Effectuée auprès de 552 avocats entre mars et avril 2021, avec l’institut CSA, et complétée par une phase qualitative consistant en une série d’entretiens, cette étude a été dévoilée lors de l’assemblée générale du CNB du 19 novembre 2021. Elle a permis de classer les répondants en 4 classes d’individus homogènes et distinctes à savoir : les premiers de cordée (14 % des avocats), les avocats traditionnels (une majorité de 40 %) les nouveaux avocats (28 %) et les insatisfaits (18 %). Pour mémoire, alors que la dernière enquête du genre, réalisée en 2017, mettait en avant des profils d’avocats entrepreneurs, augmentés, créatifs et engagés, cette nouvelle mouture, post-pandémie, s’est focalisée sur la satisfaction des avocats dans leur vie professionnelle.

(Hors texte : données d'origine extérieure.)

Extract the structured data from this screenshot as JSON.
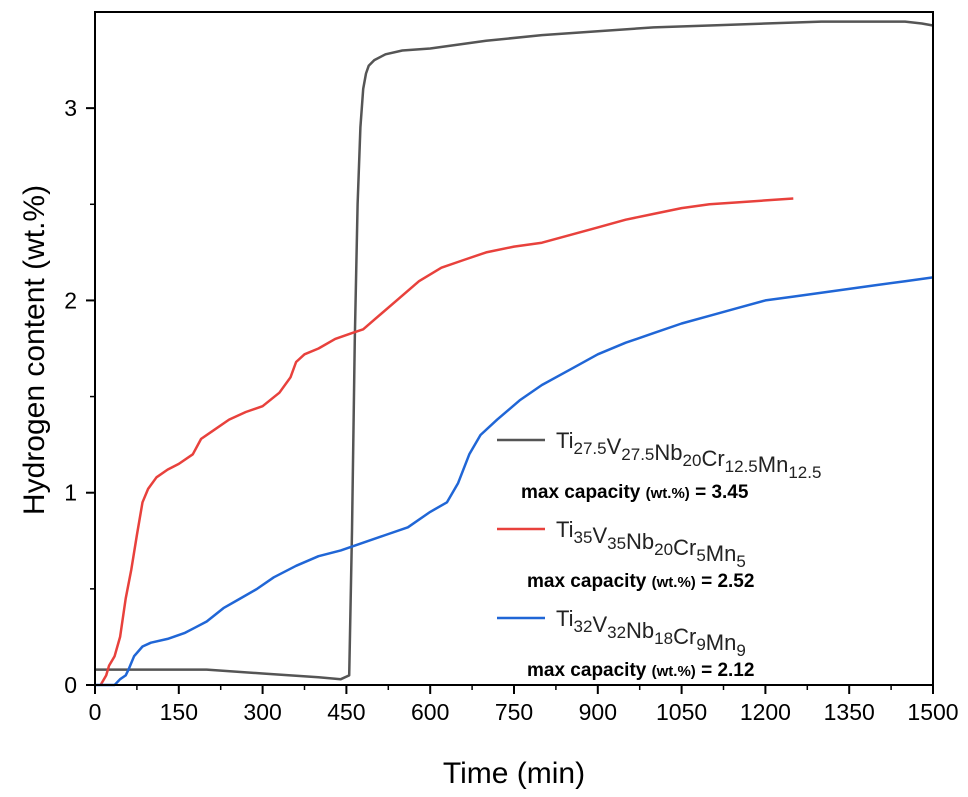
{
  "chart_data": {
    "type": "line",
    "xlabel": "Time (min)",
    "ylabel": "Hydrogen content (wt.%)",
    "xlim": [
      0,
      1500
    ],
    "ylim": [
      0,
      3.5
    ],
    "xticks": [
      "0",
      "150",
      "300",
      "450",
      "600",
      "750",
      "900",
      "1050",
      "1200",
      "1350",
      "1500"
    ],
    "yticks": [
      "0",
      "1",
      "2",
      "3"
    ],
    "grid": false,
    "legend_position": "right",
    "series": [
      {
        "name": "Ti27.5V27.5Nb20Cr12.5Mn12.5",
        "name_parts": [
          [
            "Ti",
            "27.5"
          ],
          [
            "V",
            "27.5"
          ],
          [
            "Nb",
            "20"
          ],
          [
            "Cr",
            "12.5"
          ],
          [
            "Mn",
            "12.5"
          ]
        ],
        "color": "#555555",
        "capacity_label": "max capacity",
        "capacity_unit": "(wt.%)",
        "capacity_value": "= 3.45",
        "x": [
          0,
          100,
          200,
          300,
          400,
          440,
          455,
          460,
          465,
          470,
          475,
          480,
          485,
          490,
          500,
          520,
          550,
          600,
          700,
          800,
          900,
          1000,
          1100,
          1200,
          1300,
          1400,
          1450,
          1480,
          1500
        ],
        "y": [
          0.08,
          0.08,
          0.08,
          0.06,
          0.04,
          0.03,
          0.05,
          0.8,
          1.8,
          2.5,
          2.9,
          3.1,
          3.18,
          3.22,
          3.25,
          3.28,
          3.3,
          3.31,
          3.35,
          3.38,
          3.4,
          3.42,
          3.43,
          3.44,
          3.45,
          3.45,
          3.45,
          3.44,
          3.43
        ]
      },
      {
        "name": "Ti35V35Nb20Cr5Mn5",
        "name_parts": [
          [
            "Ti",
            "35"
          ],
          [
            "V",
            "35"
          ],
          [
            "Nb",
            "20"
          ],
          [
            "Cr",
            "5"
          ],
          [
            "Mn",
            "5"
          ]
        ],
        "color": "#e8413c",
        "capacity_label": "max capacity",
        "capacity_unit": "(wt.%)",
        "capacity_value": "= 2.52",
        "x": [
          10,
          20,
          25,
          35,
          45,
          55,
          65,
          75,
          85,
          95,
          110,
          130,
          150,
          175,
          190,
          210,
          240,
          270,
          300,
          330,
          350,
          360,
          375,
          400,
          430,
          460,
          480,
          500,
          540,
          580,
          620,
          660,
          700,
          750,
          800,
          850,
          900,
          950,
          1000,
          1050,
          1100,
          1150,
          1200,
          1250
        ],
        "y": [
          0.0,
          0.05,
          0.1,
          0.15,
          0.25,
          0.45,
          0.6,
          0.78,
          0.95,
          1.02,
          1.08,
          1.12,
          1.15,
          1.2,
          1.28,
          1.32,
          1.38,
          1.42,
          1.45,
          1.52,
          1.6,
          1.68,
          1.72,
          1.75,
          1.8,
          1.83,
          1.85,
          1.9,
          2.0,
          2.1,
          2.17,
          2.21,
          2.25,
          2.28,
          2.3,
          2.34,
          2.38,
          2.42,
          2.45,
          2.48,
          2.5,
          2.51,
          2.52,
          2.53
        ]
      },
      {
        "name": "Ti32V32Nb18Cr9Mn9",
        "name_parts": [
          [
            "Ti",
            "32"
          ],
          [
            "V",
            "32"
          ],
          [
            "Nb",
            "18"
          ],
          [
            "Cr",
            "9"
          ],
          [
            "Mn",
            "9"
          ]
        ],
        "color": "#2066d6",
        "capacity_label": "max capacity",
        "capacity_unit": "(wt.%)",
        "capacity_value": "= 2.12",
        "x": [
          0,
          20,
          35,
          45,
          55,
          60,
          70,
          85,
          100,
          130,
          160,
          180,
          200,
          230,
          260,
          290,
          320,
          360,
          400,
          440,
          480,
          520,
          560,
          600,
          630,
          650,
          670,
          690,
          720,
          760,
          800,
          850,
          900,
          950,
          1000,
          1050,
          1100,
          1150,
          1200,
          1250,
          1300,
          1350,
          1400,
          1450,
          1500
        ],
        "y": [
          0.0,
          0.0,
          0.0,
          0.03,
          0.05,
          0.08,
          0.15,
          0.2,
          0.22,
          0.24,
          0.27,
          0.3,
          0.33,
          0.4,
          0.45,
          0.5,
          0.56,
          0.62,
          0.67,
          0.7,
          0.74,
          0.78,
          0.82,
          0.9,
          0.95,
          1.05,
          1.2,
          1.3,
          1.38,
          1.48,
          1.56,
          1.64,
          1.72,
          1.78,
          1.83,
          1.88,
          1.92,
          1.96,
          2.0,
          2.02,
          2.04,
          2.06,
          2.08,
          2.1,
          2.12
        ]
      }
    ]
  }
}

Profil de chaque typologie
Pour les besoins de la présentation, le CNB a créé des profils fictifs d’avocats que nous allons détailler. La première catégorie, celle du « premier de cordée » est composée à 61 % d’hommes, âgés de 35 à 49 ans (36 %), associés (43 %). Sa clientèle est constituée à 77 % d’entreprises. « L’avocat traditionnel » est plutôt une femme (56 %), qui a passé les 50 ans (45 %), exerce en individuel (50 %), a une clientèle bien distribuée entre entreprises et particuliers (respectivement 40 et 41 %). Le troisième profil qui ressort de l’étude est celui des « nouveaux avocats », très majoritairement de sexe féminin (66 %), et âgés de moins de 35 ans. Quelque 70 % d’entre eux sont collaborateurs et exercent en très grande majorité à Paris (67 %). Leur clientèle est principalement constituée d’entreprises (53 %), mais aussi à 29 % de particuliers. Le dernier groupe est celui des « insatisfaits », au sein duquel on trouve 60 % de femmes, en majorité de plus de 50 ans (54 %), qui exercent à titre individuel (54 % également). Environ 60 % de la clientèle est composée de particuliers et la moitié vit en région parisienne. On notera que 4 % d’entre eux exercent Outre-mer. L’étude détaille ensuite, pour chacun des profils, les points positifs et négatifs qui sont ci-après synthétisés.
Les premiers de cordée
Au sein de ce groupe, les personnes interrogées expriment leur vive satisfaction (88 % d’entre elles sont très satisfaites de leur situation). Elles gagnent très bien leur vie : quelque 94 % se déclarent satisfaites de leur rémunération et 48 % très satisfaites, même si en contrepartie elles travaillent beaucoup et sont très disponibles pour leurs clients (96 % contre 83 % de l’ensemble). L’activité de conseil est majoritaire et ces personnes côtoient souvent des clients étrangers (61 % dans le groupe contre 43 % dans l’ensemble). Dans leur exercice, ils indiquent à 85 % ne pas avoir été injuriés, menacés, agressés, harcelés ou discriminés, alors que sur l’ensemble 58 % seulement sont d’accord avec cette proposition.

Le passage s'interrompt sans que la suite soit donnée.